Queen Chow replaced the standout restaurant at The Whale Inn after Justin Hemmes (Merivale group) bought out the retro 17-room motel in June 2021. After purchasing a house in the area, Hemmes bought up big, also taking over the wharfside bar, Quarterdeck Narooma, a seafood takeaway joint called The Inlet Narooma and an old-school pub called Lynch's Hotel. When you throw in this regional Chinese restaurant, that’s pretty much all your holiday eating and drinking needs taken care of, with no escape spending.  

Queen Chow at The Whale Inn is a sibling to the Manly original and its Enmore offshoot. For locals it is clearly a much appreciated chance to consume the contemporary Cantonese dishes they’ve admired in Merivale’s Sydney exemplars. But it’s not all bought-in produce and slick Sydney waitstaff: there are also a few nods to the bounty of the aquamarine estuarine area that makes Narooma famous. Say for instance, Wagonga Inlet oysters ($4.50/each) or a small plate of local sashimi ($25)—hiramasa kingfish—with orange ponzu, chilli and green shallot oil. We ordered the latter after glutting ourselves on less expensive local oysters au natural by the picturesque motel pool with district views.

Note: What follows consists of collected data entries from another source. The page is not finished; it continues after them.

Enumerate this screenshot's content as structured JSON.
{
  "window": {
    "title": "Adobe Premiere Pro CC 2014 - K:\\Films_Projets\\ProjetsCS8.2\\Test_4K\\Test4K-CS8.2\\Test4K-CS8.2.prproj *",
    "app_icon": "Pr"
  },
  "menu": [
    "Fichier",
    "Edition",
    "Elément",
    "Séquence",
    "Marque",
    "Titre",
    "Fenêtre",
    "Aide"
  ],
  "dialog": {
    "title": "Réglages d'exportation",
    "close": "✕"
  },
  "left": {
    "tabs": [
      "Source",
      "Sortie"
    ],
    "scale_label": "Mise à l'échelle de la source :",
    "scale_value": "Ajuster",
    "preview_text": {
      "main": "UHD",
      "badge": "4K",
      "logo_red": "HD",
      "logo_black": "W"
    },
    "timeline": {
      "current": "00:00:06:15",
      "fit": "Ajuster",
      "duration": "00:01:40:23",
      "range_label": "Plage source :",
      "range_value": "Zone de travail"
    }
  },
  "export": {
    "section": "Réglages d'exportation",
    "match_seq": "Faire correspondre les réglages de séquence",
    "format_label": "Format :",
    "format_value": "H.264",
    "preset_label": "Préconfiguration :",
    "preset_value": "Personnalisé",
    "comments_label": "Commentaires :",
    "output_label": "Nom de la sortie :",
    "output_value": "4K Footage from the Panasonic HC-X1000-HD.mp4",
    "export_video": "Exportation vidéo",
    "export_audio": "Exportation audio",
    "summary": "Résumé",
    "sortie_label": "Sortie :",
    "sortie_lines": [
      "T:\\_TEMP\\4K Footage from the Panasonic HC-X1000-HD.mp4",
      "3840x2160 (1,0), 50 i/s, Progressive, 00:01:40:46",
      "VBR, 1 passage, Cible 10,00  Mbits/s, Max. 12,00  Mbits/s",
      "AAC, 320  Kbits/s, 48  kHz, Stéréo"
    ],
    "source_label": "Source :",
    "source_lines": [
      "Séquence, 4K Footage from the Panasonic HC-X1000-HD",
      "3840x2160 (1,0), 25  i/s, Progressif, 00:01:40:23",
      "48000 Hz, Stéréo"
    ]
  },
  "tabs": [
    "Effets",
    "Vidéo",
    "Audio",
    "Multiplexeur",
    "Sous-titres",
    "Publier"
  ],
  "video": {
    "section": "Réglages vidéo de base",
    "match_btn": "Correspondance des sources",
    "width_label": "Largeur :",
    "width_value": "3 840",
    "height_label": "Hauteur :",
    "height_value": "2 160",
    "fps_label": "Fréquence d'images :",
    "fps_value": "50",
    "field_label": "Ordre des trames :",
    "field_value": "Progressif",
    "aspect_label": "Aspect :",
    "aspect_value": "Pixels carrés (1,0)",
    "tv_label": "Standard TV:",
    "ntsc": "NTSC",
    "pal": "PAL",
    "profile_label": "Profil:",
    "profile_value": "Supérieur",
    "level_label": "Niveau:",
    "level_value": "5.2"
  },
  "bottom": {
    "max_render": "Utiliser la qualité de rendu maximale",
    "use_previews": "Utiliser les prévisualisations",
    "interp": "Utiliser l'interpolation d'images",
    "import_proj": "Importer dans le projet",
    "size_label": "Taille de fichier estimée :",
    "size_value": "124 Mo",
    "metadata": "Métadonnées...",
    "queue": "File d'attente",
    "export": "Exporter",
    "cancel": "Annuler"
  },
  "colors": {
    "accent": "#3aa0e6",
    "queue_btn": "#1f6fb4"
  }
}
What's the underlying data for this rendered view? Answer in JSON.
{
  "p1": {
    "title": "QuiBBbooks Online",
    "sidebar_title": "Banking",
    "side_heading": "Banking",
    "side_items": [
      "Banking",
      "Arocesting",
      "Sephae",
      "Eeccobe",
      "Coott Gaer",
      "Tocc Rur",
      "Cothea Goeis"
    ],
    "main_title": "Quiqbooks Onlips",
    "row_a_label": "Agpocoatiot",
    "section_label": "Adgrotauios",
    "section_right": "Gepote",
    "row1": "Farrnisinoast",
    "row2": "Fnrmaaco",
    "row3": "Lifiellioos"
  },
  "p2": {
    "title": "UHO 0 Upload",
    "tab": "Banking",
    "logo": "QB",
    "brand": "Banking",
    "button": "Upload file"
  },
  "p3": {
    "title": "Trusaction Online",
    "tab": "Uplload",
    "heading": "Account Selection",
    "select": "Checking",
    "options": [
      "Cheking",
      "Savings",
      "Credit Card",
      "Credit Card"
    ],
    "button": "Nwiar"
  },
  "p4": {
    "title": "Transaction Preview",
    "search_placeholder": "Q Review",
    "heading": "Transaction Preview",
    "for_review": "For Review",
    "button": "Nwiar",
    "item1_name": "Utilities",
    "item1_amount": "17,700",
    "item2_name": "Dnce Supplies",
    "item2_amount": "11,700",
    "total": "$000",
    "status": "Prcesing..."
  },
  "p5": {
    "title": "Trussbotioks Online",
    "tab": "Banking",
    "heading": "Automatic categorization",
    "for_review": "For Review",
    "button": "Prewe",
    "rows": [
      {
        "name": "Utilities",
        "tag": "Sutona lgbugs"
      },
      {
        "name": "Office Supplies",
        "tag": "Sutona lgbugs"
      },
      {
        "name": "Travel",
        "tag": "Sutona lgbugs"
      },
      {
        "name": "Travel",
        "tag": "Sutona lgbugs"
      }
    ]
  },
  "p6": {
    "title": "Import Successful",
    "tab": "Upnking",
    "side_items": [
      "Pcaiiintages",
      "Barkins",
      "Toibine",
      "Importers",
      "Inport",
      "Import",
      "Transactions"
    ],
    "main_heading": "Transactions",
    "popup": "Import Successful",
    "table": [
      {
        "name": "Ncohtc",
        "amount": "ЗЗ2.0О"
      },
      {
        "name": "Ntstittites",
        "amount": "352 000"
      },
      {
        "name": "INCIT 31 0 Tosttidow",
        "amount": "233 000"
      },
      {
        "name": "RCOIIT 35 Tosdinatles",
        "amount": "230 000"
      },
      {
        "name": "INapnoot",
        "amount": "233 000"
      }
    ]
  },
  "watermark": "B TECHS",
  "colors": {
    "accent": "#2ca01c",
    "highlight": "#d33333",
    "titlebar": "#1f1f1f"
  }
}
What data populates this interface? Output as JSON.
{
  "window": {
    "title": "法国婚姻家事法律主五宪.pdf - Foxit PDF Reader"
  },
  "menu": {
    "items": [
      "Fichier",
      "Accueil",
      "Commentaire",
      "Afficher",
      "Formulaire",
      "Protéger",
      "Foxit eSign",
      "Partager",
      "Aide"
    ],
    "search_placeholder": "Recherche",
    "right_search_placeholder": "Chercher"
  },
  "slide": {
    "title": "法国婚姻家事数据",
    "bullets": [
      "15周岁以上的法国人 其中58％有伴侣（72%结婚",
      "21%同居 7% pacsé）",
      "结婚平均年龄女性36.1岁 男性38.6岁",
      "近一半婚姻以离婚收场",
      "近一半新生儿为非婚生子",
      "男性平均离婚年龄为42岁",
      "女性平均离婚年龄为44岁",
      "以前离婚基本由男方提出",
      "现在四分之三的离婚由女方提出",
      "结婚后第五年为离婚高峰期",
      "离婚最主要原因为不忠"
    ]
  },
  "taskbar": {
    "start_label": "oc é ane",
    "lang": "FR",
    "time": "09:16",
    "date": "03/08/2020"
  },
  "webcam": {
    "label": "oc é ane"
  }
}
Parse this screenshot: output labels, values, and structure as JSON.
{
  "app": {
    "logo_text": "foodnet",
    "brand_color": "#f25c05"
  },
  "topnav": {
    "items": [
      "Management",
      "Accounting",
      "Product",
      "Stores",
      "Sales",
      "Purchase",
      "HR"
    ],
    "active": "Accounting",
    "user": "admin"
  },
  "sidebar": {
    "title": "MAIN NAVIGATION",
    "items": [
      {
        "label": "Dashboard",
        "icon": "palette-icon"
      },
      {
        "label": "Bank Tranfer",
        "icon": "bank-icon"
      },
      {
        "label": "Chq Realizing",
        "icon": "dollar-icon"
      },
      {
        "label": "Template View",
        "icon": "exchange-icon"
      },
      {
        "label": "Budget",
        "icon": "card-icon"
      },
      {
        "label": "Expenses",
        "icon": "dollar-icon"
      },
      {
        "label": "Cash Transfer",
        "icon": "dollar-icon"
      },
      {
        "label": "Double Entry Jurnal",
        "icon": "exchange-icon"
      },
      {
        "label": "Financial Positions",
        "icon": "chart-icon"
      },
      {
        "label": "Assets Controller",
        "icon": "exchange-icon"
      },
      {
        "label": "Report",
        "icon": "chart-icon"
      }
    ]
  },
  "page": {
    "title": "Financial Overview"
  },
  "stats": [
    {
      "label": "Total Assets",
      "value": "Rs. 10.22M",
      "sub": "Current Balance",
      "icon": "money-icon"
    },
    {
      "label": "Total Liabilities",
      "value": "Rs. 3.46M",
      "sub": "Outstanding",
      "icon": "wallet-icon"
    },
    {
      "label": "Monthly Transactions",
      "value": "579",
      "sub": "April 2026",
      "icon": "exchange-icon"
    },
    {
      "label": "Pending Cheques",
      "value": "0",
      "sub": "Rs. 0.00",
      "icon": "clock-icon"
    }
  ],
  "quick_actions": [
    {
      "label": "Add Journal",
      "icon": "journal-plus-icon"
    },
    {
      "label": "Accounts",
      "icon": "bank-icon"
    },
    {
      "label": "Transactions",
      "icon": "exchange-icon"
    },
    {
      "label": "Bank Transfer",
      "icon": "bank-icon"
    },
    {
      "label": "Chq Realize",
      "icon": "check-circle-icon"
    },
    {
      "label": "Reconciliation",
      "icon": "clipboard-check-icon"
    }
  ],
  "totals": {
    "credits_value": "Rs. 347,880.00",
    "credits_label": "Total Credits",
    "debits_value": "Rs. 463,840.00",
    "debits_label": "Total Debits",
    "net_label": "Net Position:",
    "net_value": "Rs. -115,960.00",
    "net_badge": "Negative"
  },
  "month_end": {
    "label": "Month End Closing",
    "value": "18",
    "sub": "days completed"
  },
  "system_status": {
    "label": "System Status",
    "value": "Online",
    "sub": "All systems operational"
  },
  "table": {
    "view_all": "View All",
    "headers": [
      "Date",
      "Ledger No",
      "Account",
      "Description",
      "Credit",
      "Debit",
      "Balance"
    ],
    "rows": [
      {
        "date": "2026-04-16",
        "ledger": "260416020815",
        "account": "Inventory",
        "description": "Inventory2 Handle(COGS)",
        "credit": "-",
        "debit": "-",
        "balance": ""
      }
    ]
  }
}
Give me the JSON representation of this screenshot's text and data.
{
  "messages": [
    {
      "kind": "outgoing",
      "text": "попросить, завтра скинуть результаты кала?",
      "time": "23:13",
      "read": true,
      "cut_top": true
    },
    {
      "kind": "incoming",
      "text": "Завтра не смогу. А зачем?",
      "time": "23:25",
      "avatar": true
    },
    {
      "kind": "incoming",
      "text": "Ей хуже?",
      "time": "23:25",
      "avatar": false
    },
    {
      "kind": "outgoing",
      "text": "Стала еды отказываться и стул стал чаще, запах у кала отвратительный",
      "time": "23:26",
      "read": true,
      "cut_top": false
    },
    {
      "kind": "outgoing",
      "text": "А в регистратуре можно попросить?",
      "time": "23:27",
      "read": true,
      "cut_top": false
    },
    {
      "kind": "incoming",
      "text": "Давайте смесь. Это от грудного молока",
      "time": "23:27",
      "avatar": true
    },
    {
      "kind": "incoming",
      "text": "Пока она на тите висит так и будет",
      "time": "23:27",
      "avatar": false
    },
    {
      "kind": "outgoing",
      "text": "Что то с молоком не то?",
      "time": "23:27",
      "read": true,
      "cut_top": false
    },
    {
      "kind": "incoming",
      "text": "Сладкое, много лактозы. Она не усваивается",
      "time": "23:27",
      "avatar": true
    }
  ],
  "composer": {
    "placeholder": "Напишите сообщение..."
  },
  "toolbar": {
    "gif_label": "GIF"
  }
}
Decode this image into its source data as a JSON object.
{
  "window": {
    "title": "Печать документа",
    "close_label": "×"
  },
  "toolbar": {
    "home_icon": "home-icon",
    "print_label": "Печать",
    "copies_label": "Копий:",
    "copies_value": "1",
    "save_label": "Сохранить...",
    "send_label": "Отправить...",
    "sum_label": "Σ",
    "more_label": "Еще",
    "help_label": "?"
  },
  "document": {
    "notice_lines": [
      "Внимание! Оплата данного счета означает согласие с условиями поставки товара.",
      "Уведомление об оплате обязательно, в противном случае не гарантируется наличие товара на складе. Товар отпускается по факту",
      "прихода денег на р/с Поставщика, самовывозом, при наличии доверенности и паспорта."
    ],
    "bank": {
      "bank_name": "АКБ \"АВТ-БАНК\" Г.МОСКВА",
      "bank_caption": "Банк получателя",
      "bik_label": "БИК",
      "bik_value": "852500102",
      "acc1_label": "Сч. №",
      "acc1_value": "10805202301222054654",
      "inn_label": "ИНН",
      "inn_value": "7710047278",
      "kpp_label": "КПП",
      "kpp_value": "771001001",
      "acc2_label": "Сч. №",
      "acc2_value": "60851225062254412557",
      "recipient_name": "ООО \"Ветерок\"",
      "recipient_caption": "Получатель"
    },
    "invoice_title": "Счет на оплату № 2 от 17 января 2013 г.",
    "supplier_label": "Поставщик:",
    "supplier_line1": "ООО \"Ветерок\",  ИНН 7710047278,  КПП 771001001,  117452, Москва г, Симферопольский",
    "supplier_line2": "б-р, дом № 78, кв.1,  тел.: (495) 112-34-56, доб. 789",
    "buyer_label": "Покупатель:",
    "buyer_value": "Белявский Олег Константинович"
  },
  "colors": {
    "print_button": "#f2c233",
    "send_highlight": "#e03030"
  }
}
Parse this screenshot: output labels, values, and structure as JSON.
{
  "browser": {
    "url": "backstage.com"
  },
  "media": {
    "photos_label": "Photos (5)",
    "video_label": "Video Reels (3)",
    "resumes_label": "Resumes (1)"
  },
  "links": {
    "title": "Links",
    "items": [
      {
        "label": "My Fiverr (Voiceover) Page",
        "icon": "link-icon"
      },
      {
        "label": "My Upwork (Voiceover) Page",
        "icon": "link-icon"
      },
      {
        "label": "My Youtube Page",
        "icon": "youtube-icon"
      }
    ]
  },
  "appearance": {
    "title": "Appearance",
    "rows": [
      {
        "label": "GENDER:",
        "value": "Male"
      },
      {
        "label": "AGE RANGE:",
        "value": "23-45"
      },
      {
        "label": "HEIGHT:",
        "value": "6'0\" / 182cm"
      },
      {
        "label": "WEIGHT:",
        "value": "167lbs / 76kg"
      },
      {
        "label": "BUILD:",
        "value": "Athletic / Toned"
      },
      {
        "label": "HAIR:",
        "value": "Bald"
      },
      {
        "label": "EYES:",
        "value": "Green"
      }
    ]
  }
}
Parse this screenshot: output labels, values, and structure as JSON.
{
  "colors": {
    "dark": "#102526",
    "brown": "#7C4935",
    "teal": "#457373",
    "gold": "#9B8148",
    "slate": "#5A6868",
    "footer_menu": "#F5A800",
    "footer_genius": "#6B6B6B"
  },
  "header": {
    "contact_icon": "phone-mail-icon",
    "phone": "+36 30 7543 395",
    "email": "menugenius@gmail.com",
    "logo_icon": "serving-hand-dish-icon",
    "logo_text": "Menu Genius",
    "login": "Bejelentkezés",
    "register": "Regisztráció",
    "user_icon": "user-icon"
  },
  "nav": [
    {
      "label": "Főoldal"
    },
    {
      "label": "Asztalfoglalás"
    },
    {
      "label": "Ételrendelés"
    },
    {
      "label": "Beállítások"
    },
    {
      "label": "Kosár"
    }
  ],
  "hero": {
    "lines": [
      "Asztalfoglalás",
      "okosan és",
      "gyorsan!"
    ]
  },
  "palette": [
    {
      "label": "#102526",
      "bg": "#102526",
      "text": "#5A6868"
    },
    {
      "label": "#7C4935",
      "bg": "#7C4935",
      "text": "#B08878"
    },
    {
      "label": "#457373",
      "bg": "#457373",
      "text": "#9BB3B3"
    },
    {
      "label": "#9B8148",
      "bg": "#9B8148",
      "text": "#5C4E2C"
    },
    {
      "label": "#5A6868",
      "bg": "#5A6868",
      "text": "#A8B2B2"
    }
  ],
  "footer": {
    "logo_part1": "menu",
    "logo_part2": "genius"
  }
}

The restaurant boasts the same spectacular view, so it’s a ripper place to knock back a Western Australian 2020 Corymbia chenin blanc ($92) with a Cantonese roast meat platter ($92). With roast duck, Shandong spatchcock and excellent honey-glazed char siu pork slices plus three sauces to play with, it takes care of protein needs for two (or three) people. Throw in well-handled green beans, wood ear fungus and okra ($19) and some (I hope ironically) nostalgic special fried rice ($28) and you’re done bar for a wee stumble back to your room. If you dine early you not only get the best of the view, you can also fit in a post dinner swim during regulation pool hours: not that reception stays open much after 3 o’clock.